More than any other season, winter is the time when exercise should be a regular part of our daily routine, because the Kapha dominance in the season can also lead to stagnation and sluggishness. Regular Abhyanga (a self-massage routine) with gently warmed oil is also excellent for maintaining supple skin, helping your circulation & pacifying Vata dosha.
Winters & SAD
The days are now filled with frost and fog. The skies seem grey as the warmth and presence of the Sun lessens. For many people this lack of sunshine and other aspects of the winter season can bring on SAD - Seasonal Affective Disorder. Those affected by it can experience lower energy, moodiness, tiredness, weight gain, oversleeping and general sense of gloominess. It is thought that the lack of sunlight can cause a drop in Serotonin levels for some people. And this can be one of the causes that lead to the experience of SAD. Serotonin is “a mood-enhancing chemical in the brain that affects mood, feelings of well-being and a way to regulate hunger. Serotonin also improves positive sleeping patterns for a more restful and rejuvenating slumber.” Natural light and certain foods can help increase Serotonin levels. For most people experiencing SAD a change in diet – including eating foods that naturally boost your Serotonin levels can help. These include: Nuts and seeds; foods and fruits rich in Tryptophan such as Pumpkin, Avocado and Banana; Leafy Green Vegetables such as Spinach, Mustard and Turnip Greens, Milk and Yoghurt and Pineapple.
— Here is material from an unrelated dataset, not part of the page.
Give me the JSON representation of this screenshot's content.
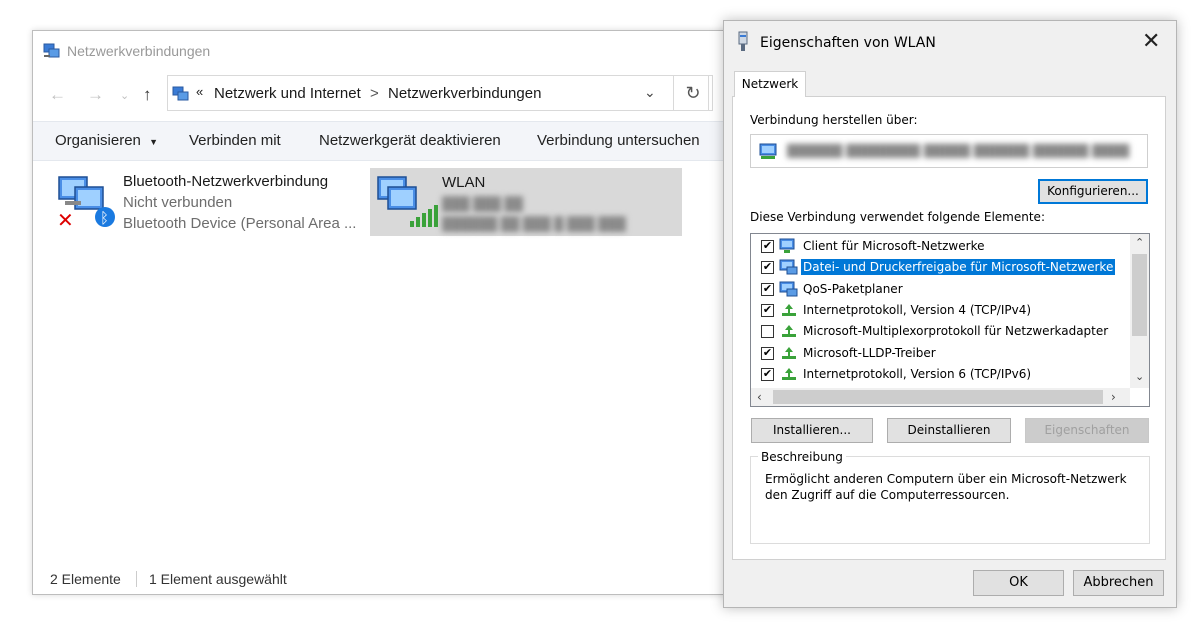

Medical consultation is advisable if your SAD symptoms are severe or remain persistent.
The Winter Solstice for the Northern Hemisphere is on December 21 this year. On this day the Sun is directly over the Tropic of Capricorn and the North Pole is titled away at its furthermost from the Sun. In the Northern Hemisphere this is the shortest day of the year. The name Solstice is derived from the Latin word ‘Solstitium’, which means ‘the Sun stands still’. For the ancient observers of the sky it seemed that the Sun moved until it reached a point, that we call the Tropic of Capricorn, and then seemed to reverse its direction. “In the Northern Hemisphere, astronomers and scientists use the December Solstice as the start of the winter season, which ends on the March Equinox”. For meteorologists, December 1 usually marks the beginning of winter. In the traditional calendars of the subcontinent Kartika Purnima marks the end of Sharad rtu and the onset of winter season from the next day. In many older traditions Winter Solstice was a day of rituals and celebrations. But today the most celebrated December day around the world is December 25, which is celebrated as Christmas.
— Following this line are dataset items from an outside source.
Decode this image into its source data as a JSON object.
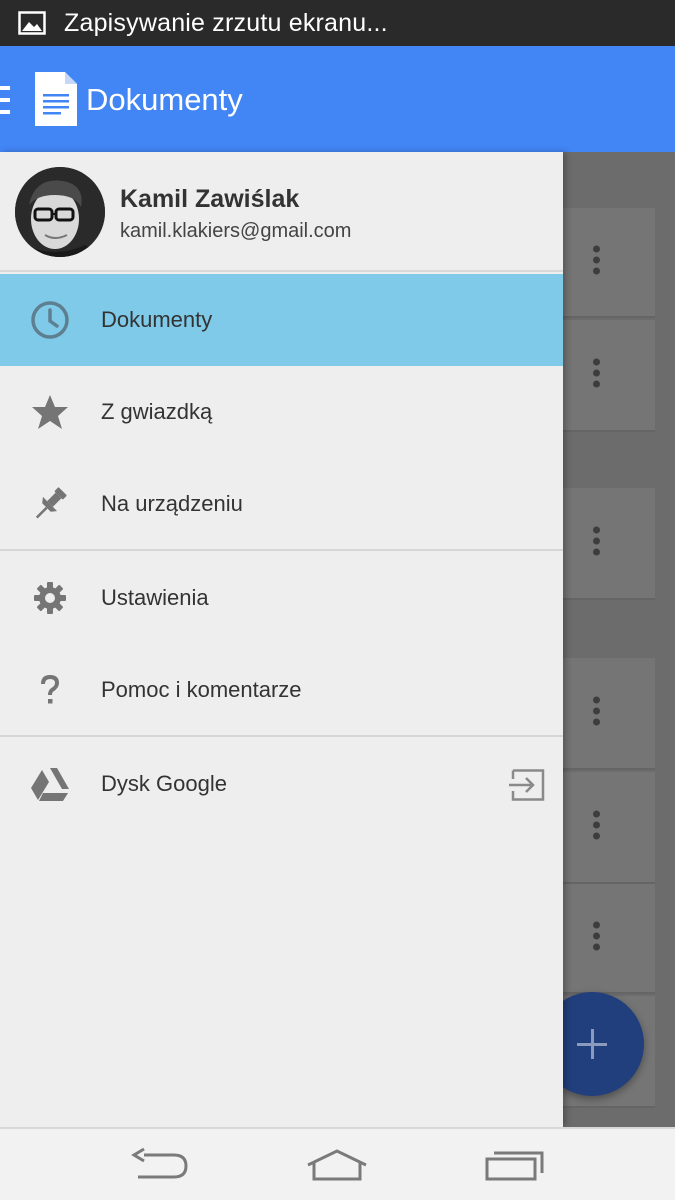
{
  "status_bar": {
    "text": "Zapisywanie zrzutu ekranu...",
    "icon": "image-icon"
  },
  "app_bar": {
    "title": "Dokumenty",
    "color": "#4285f4",
    "menu_icon": "hamburger-icon",
    "app_icon": "docs-icon"
  },
  "drawer": {
    "user": {
      "name": "Kamil Zawiślak",
      "email": "kamil.klakiers@gmail.com"
    },
    "items": [
      {
        "label": "Dokumenty",
        "icon": "clock-icon",
        "active": true
      },
      {
        "label": "Z gwiazdką",
        "icon": "star-icon",
        "active": false
      },
      {
        "label": "Na urządzeniu",
        "icon": "pin-icon",
        "active": false
      },
      {
        "label": "Ustawienia",
        "icon": "gear-icon",
        "active": false
      },
      {
        "label": "Pomoc i komentarze",
        "icon": "help-icon",
        "active": false
      },
      {
        "label": "Dysk Google",
        "icon": "drive-icon",
        "active": false,
        "trailing_icon": "open-external-icon"
      }
    ],
    "active_color": "#7ecae8"
  },
  "fab": {
    "icon": "plus-icon"
  },
  "nav_bar": {
    "buttons": [
      "back-icon",
      "home-icon",
      "recents-icon"
    ]
  }
}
Winter’s pleasures are quieter than the riotous bloom of Spring or the tumultuous sensuality of Monsoon. But no less beautiful for their quietude. The colours are deeper and richer. The foods are warmer and heavier. Warming spices fills our senses. In the stillness of its dawn and the grey tones of its dusk, Winter offers us a quiet space, peace for our senses and calmness to our mind. Winter brings us home.